The report also said the alleged payouts were recorded by Yeddyurappa in a Karnataka state assembly legislator’s 2009 diary, in Kannada, in his own hand.

“The Congress accusation based on the report will have no impact on our poll prospects anywhere in the country, more so in Karnataka, as the people are wiser and will not waste their votes on a party like Congress which has been a den of corruption, as evident from the scams its UPA government was embroiled in for a decade,” Madhsudhan said.

Karnataka will vote in two-phases to elect 14 Lok Sabha members on April 18 and the remaining 14 on April 23. The votes, as in the rest of the country, will be counted on May 23.

The BJP is contesting in all the 28 parliamentary constituencies across the state, while the Congress will be in fray in 20 of them and its coalition partner Janata Dal-Secular (JD-S) in the remaining 8 seats as part of a pre-poll alliance.

In the 2014 general elections, the BJP won 17, Congress 9 and JD-S 2. In fact, the Congress tally in the state was the highest though in single digit, accounting for 21 per cent of the total 44 Lok Sabha seats it had won across the country.

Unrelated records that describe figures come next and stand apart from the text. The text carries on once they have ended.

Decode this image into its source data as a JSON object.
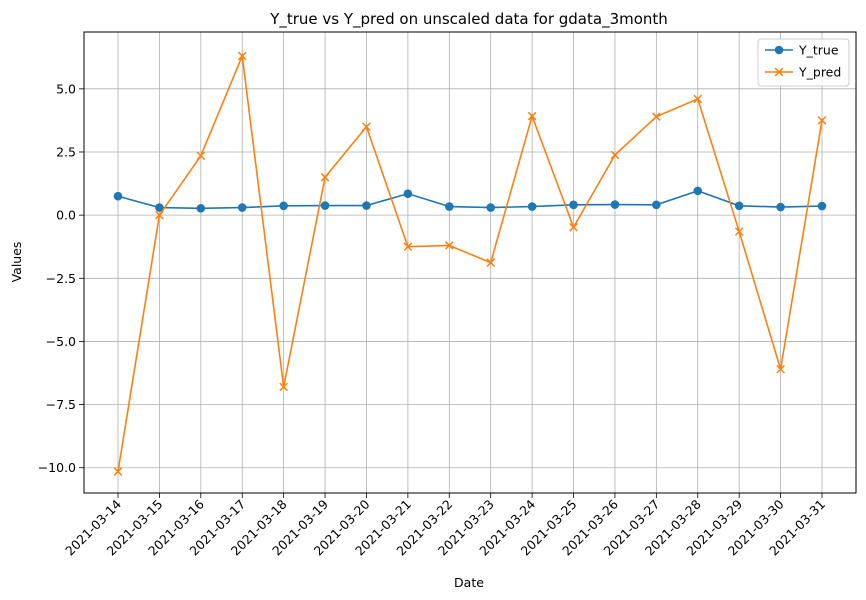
{
  "chart_data": {
    "type": "line",
    "title": "Y_true vs Y_pred on unscaled data for gdata_3month",
    "xlabel": "Date",
    "ylabel": "Values",
    "x": [
      "2021-03-14",
      "2021-03-15",
      "2021-03-16",
      "2021-03-17",
      "2021-03-18",
      "2021-03-19",
      "2021-03-20",
      "2021-03-21",
      "2021-03-22",
      "2021-03-23",
      "2021-03-24",
      "2021-03-25",
      "2021-03-26",
      "2021-03-27",
      "2021-03-28",
      "2021-03-29",
      "2021-03-30",
      "2021-03-31"
    ],
    "series": [
      {
        "name": "Y_true",
        "color": "#1f77b4",
        "marker": "circle",
        "values": [
          0.75,
          0.3,
          0.27,
          0.3,
          0.37,
          0.38,
          0.38,
          0.85,
          0.34,
          0.3,
          0.34,
          0.41,
          0.42,
          0.41,
          0.96,
          0.37,
          0.32,
          0.36
        ]
      },
      {
        "name": "Y_pred",
        "color": "#ff7f0e",
        "marker": "x",
        "values": [
          -10.15,
          0.0,
          2.35,
          6.3,
          -6.8,
          1.5,
          3.5,
          -1.25,
          -1.2,
          -1.88,
          3.92,
          -0.48,
          2.38,
          3.9,
          4.6,
          -0.65,
          -6.1,
          3.75
        ]
      }
    ],
    "ylim": [
      -11.0,
      7.25
    ],
    "yticks": [
      -10.0,
      -7.5,
      -5.0,
      -2.5,
      0.0,
      2.5,
      5.0
    ],
    "ytick_labels": [
      "−10.0",
      "−7.5",
      "−5.0",
      "−2.5",
      "0.0",
      "2.5",
      "5.0"
    ],
    "grid": true,
    "legend_position": "top-right"
  }
}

Terming the Congress demand for a probe by the newly set-up anti-corruption watchdog Lokpal into the aYeddy Diaries’ as absurd, the spokesman said as the opposition party was bereft of issues for poll campaign, it was mudslinging to divert the people’s attention from governance, performance, leadership, security, growth and a new India Prime Minister Narendra Modi wanted to build.

“The Congress leaders should realise that in the general elections, people vote to elect a party or a coalition of parties to form a government at the Centre and not in the state. The upcoming election is to re-elect the BJP-led NDA government with Modi as the prime minister again and not Yeddyurappa who is the opposition leader in the state assembly. People want a stable and decisive government, not an unstable one by the corrupt Congress or of unholy coalition parties,” Madhusudhan asserted.

Though the Central Board of Direct Taxes (CBDT) clarified on Friday that the entries in the loose papers of the diaries were doubtful as they were not in the original and seized from the premises of the state Congress Minister D. K. Shivakumar when the Income-Tax sleuths raided his residence in Bengaluru in August 2017, the Congress is not ready to admit that its claim and demand for a probe were unjustified.

“What prevented the Congress from seeking an inquiry in Parliament or in the state assembly or law courts since August 2017 when its senior minister (Shivakumar) had such hard evidence against Yeddyurappa on the so-called pay-offs? It clearly shows that the Grand Old Party is afraid of the BJP winning more Lok Sabha seats than in the past, riding on the popularity of Modi and his performance,” Madhusudhan added.

According to the CBDT statement, “when confronted, Shivakumar said it was a copy of a diary written by Yeddyurappa and payments paid on behalf of him to legislators and received from various leaders, MLAs, ministers when they were in power.”

When the tax sleuths asked Yeddyurappa about the contents in the diary, they were told that he was not in the habit of writing a dairy and that the loose sheets in question were not in his handwriting. He denied his handwriting and signatures on the loose sheets and called the entire affair an attempt to tarnish his image.